Consacré à l’hôpital, le titre premier du projet de loi met en oeuvre les propositions formulées par la commission présidée par M. Larcher en avril dernier. Le fonctionnement de l’hôpital est modernisé, ses missions sont précisées et les liens entre médecine de ville et hôpital sont renforcés.
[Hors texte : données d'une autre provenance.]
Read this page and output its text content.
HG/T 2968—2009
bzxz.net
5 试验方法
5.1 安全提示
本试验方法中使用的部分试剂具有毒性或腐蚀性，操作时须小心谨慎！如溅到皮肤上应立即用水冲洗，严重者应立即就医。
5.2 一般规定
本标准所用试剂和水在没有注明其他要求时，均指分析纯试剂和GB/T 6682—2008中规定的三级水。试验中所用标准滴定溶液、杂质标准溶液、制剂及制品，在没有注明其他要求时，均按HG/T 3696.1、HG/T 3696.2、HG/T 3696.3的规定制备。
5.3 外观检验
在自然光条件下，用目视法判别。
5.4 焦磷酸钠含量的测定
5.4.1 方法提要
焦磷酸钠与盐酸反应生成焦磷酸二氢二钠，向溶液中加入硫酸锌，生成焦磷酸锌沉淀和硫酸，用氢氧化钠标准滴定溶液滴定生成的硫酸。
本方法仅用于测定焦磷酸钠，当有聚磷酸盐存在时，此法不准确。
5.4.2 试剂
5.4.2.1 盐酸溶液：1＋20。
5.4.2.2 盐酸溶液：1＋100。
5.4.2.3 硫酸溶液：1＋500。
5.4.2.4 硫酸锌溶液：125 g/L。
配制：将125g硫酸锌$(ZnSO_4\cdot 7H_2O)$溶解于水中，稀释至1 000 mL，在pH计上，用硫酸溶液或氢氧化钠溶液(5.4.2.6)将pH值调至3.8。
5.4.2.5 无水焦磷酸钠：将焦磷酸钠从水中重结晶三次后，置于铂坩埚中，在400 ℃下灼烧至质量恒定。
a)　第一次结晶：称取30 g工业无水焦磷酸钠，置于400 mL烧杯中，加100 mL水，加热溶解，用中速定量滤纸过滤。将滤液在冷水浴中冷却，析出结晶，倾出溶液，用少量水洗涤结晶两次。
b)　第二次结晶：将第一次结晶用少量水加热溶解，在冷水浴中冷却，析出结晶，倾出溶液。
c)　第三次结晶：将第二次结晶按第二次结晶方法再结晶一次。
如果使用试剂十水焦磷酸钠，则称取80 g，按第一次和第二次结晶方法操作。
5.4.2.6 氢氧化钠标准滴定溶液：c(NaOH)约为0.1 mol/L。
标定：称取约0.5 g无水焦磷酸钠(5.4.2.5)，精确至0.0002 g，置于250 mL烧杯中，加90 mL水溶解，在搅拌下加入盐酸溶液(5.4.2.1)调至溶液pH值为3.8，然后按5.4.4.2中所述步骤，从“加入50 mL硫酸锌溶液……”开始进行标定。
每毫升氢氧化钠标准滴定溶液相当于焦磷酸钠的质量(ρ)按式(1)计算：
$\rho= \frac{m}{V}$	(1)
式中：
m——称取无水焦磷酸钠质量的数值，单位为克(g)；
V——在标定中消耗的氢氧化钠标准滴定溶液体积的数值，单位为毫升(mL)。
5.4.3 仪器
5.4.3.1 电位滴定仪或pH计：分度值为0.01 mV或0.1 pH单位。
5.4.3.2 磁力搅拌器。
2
Le pilotage de l’hôpital, sous la conduite du chef d’établissement dont le rôle est renforcé, est recentré sur le projet médical, coeur du projet d’établissement. L’objectif du projet de loi est également de mieux adapter l’offre de soins aux nouveaux besoins de la population, aux évolutions techniques et aux attentes des professionnels de santé. L’évolution de la médecine impose notamment de travailler sur les complémentarités entre l’hôpital de proximité et les plateaux techniques les plus sophistiqués. C’est le sens de la création des communautés hospitalières de territoire, qui permettront aux établissements de coordonner leurs interventions et leurs ressources, dans une logique de gradation des soins, pour mieux répondre aux besoins de la population.
Le deuxième titre du projet de loi entend améliorer la répartition des médecins sur le territoire et l’accès aux soins de ville. Pour assurer un meilleur accès au médecin de garde, la permanence des soins sera désormais organisée au niveau de chaque région, prenant ainsi en compte les spécificités locales. Le nombre de médecins formés dépendra davantage des besoins locaux.

La coopération entre professionnels de santé sera facilitée, ce qui permettra notamment de renforcer le rôle des professions paramédicales dans le système de santé.
Le titre III est consacré à la santé publique et a pour objet de renforcer la politique de prévention. Pour protéger la santé des jeunes, il est proposé notamment d’interdire la vente d’alcool aux mineurs et celle des cigarettes aromatisées dites cigarettes « bonbons ». L’objectif est également de développer l’éducation thérapeutique des patients, pour améliorer les conditions de vie et la prise en charge des personnes atteintes de maladies chroniques.

Le titre IV du projet de loi crée les agences régionales de santé (ARS). Ces nouveaux organismes réuniront les moyens de l’Etat et de l’Assurance maladie au niveau régional en simplifiant les structures. Les agences déclineront dans un cadre territorial les objectifs du projet de loi : faciliter l’accès aux soins et l’accès à l’information, décloisonner les soins de ville et ceux dispensés à l’hôpital afin de simplifier le parcours de santé des patients, et développer la qualité et la sécurité du système de santé.